During testimony at the preliminary examination for Cleaves in November 2016, a guest at the motel testified that she saw a man, later identified as Cleaves, dragging a woman back into a room.
The guest said the woman was begging and crying hysterically: "Help me! Help me! Help me!"
The woman testified during the trial last week.
The Mount Morris woman said during her testimony at the preliminary examination that she had gone to a gathering at a bar with Cleaves at the Warwick Hills Golf and Country Club, where the golf event was held.
The woman said she and Cleaves stopped at a gas station and that she fell asleep before waking up in a room at the motel with him. She said he began kissing her and that she told Cleaves she had a boyfriend.

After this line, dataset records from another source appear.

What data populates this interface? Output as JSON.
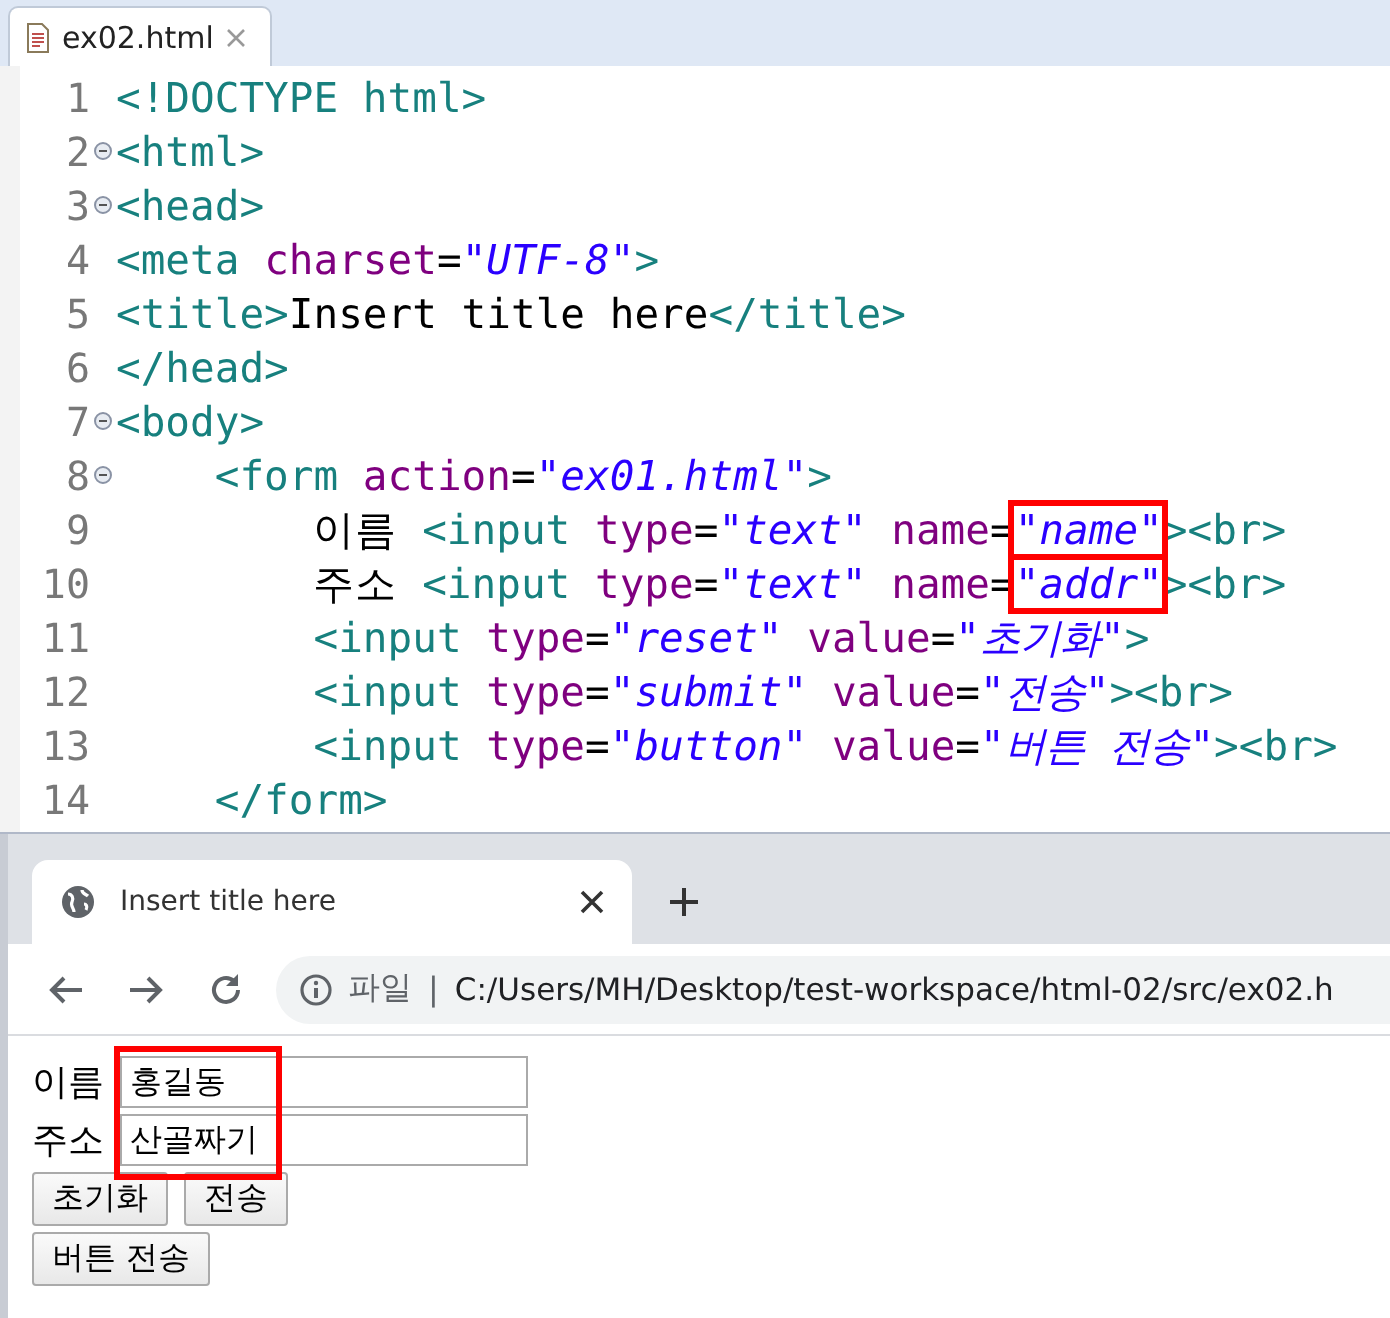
{
  "editor": {
    "tab": {
      "label": "ex02.html",
      "selected": true
    },
    "lines": [
      {
        "number": "1",
        "foldable": false,
        "tokens": [
          {
            "kind": "tag",
            "text": "<!DOCTYPE html>"
          }
        ]
      },
      {
        "number": "2",
        "foldable": true,
        "tokens": [
          {
            "kind": "tag",
            "text": "<html>"
          }
        ]
      },
      {
        "number": "3",
        "foldable": true,
        "tokens": [
          {
            "kind": "tag",
            "text": "<head>"
          }
        ]
      },
      {
        "number": "4",
        "foldable": false,
        "tokens": [
          {
            "kind": "tag",
            "text": "<meta "
          },
          {
            "kind": "attr",
            "text": "charset"
          },
          {
            "kind": "eq",
            "text": "="
          },
          {
            "kind": "val",
            "text": "\"UTF-8\""
          },
          {
            "kind": "tag",
            "text": ">"
          }
        ]
      },
      {
        "number": "5",
        "foldable": false,
        "tokens": [
          {
            "kind": "tag",
            "text": "<title>"
          },
          {
            "kind": "text",
            "text": "Insert title here"
          },
          {
            "kind": "tag",
            "text": "</title>"
          }
        ]
      },
      {
        "number": "6",
        "foldable": false,
        "tokens": [
          {
            "kind": "tag",
            "text": "</head>"
          }
        ]
      },
      {
        "number": "7",
        "foldable": true,
        "tokens": [
          {
            "kind": "tag",
            "text": "<body>"
          }
        ]
      },
      {
        "number": "8",
        "foldable": true,
        "tokens": [
          {
            "kind": "tag",
            "text": "    <form "
          },
          {
            "kind": "attr",
            "text": "action"
          },
          {
            "kind": "eq",
            "text": "="
          },
          {
            "kind": "val",
            "text": "\"ex01.html\""
          },
          {
            "kind": "tag",
            "text": ">"
          }
        ]
      },
      {
        "number": "9",
        "foldable": false,
        "tokens": [
          {
            "kind": "text",
            "text": "        이름 "
          },
          {
            "kind": "tag",
            "text": "<input "
          },
          {
            "kind": "attr",
            "text": "type"
          },
          {
            "kind": "eq",
            "text": "="
          },
          {
            "kind": "val",
            "text": "\"text\""
          },
          {
            "kind": "attr",
            "text": " name"
          },
          {
            "kind": "eq",
            "text": "="
          },
          {
            "kind": "val",
            "text": "\"name\"",
            "highlighted": true
          },
          {
            "kind": "tag",
            "text": "><br>"
          }
        ]
      },
      {
        "number": "10",
        "foldable": false,
        "tokens": [
          {
            "kind": "text",
            "text": "        주소 "
          },
          {
            "kind": "tag",
            "text": "<input "
          },
          {
            "kind": "attr",
            "text": "type"
          },
          {
            "kind": "eq",
            "text": "="
          },
          {
            "kind": "val",
            "text": "\"text\""
          },
          {
            "kind": "attr",
            "text": " name"
          },
          {
            "kind": "eq",
            "text": "="
          },
          {
            "kind": "val",
            "text": "\"addr\"",
            "highlighted": true
          },
          {
            "kind": "tag",
            "text": "><br>"
          }
        ]
      },
      {
        "number": "11",
        "foldable": false,
        "tokens": [
          {
            "kind": "tag",
            "text": "        <input "
          },
          {
            "kind": "attr",
            "text": "type"
          },
          {
            "kind": "eq",
            "text": "="
          },
          {
            "kind": "val",
            "text": "\"reset\""
          },
          {
            "kind": "attr",
            "text": " value"
          },
          {
            "kind": "eq",
            "text": "="
          },
          {
            "kind": "val",
            "text": "\"초기화\""
          },
          {
            "kind": "tag",
            "text": ">"
          }
        ]
      },
      {
        "number": "12",
        "foldable": false,
        "tokens": [
          {
            "kind": "tag",
            "text": "        <input "
          },
          {
            "kind": "attr",
            "text": "type"
          },
          {
            "kind": "eq",
            "text": "="
          },
          {
            "kind": "val",
            "text": "\"submit\""
          },
          {
            "kind": "attr",
            "text": " value"
          },
          {
            "kind": "eq",
            "text": "="
          },
          {
            "kind": "val",
            "text": "\"전송\""
          },
          {
            "kind": "tag",
            "text": "><br>"
          }
        ]
      },
      {
        "number": "13",
        "foldable": false,
        "tokens": [
          {
            "kind": "tag",
            "text": "        <input "
          },
          {
            "kind": "attr",
            "text": "type"
          },
          {
            "kind": "eq",
            "text": "="
          },
          {
            "kind": "val",
            "text": "\"button\""
          },
          {
            "kind": "attr",
            "text": " value"
          },
          {
            "kind": "eq",
            "text": "="
          },
          {
            "kind": "val",
            "text": "\"버튼 전송\""
          },
          {
            "kind": "tag",
            "text": "><br>"
          }
        ]
      },
      {
        "number": "14",
        "foldable": false,
        "tokens": [
          {
            "kind": "tag",
            "text": "    </form>"
          }
        ]
      }
    ]
  },
  "browser": {
    "tab": {
      "title": "Insert title here",
      "selected": true
    },
    "address": {
      "scheme": "파일",
      "separator": "|",
      "url": "C:/Users/MH/Desktop/test-workspace/html-02/src/ex02.h"
    },
    "page": {
      "highlighted": true,
      "fields": [
        {
          "label": "이름",
          "value": "홍길동"
        },
        {
          "label": "주소",
          "value": "산골짜기"
        }
      ],
      "button_rows": [
        {
          "buttons": [
            "초기화",
            "전송"
          ]
        },
        {
          "buttons": [
            "버튼 전송"
          ]
        }
      ]
    }
  }
}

The woman said she told Cleaves she “wanted to go home” but admitted she kissed him even after saying that.
“He started kissing me. I kissed him back, and I remember being on the bed,” the woman said. She said she didn’t want to be “rude” to Cleaves, a former NBA player and celebrity donor to her employer because she didn’t want her rejection of his advances to affect her job.
In December 2016, Genesee District Judge M. Cathy Dowd, now retired, dismissed all charges against Cleaves, saying "there are a number of factors that led (her) to believe something else was going on" between Cleaves and the woman.
But Cleaves was ordered in 2017 to stand trial after now-retired Genesee Circuit Court Judge Archie Hayman ruled following an appeal from the Wayne County Prosecutor's Office that Dowd "did abuse her discretion of power" in dismissing the case against Cleaves.
Last year, the Michigan Supreme Court refused to review Hayman's decision to reinstatement the charges against Cleaves.
The case was tried by the Wayne County Prosecutor's Office after Genesee County Prosecutor David Leyton recused himself, citing a conflict of interest.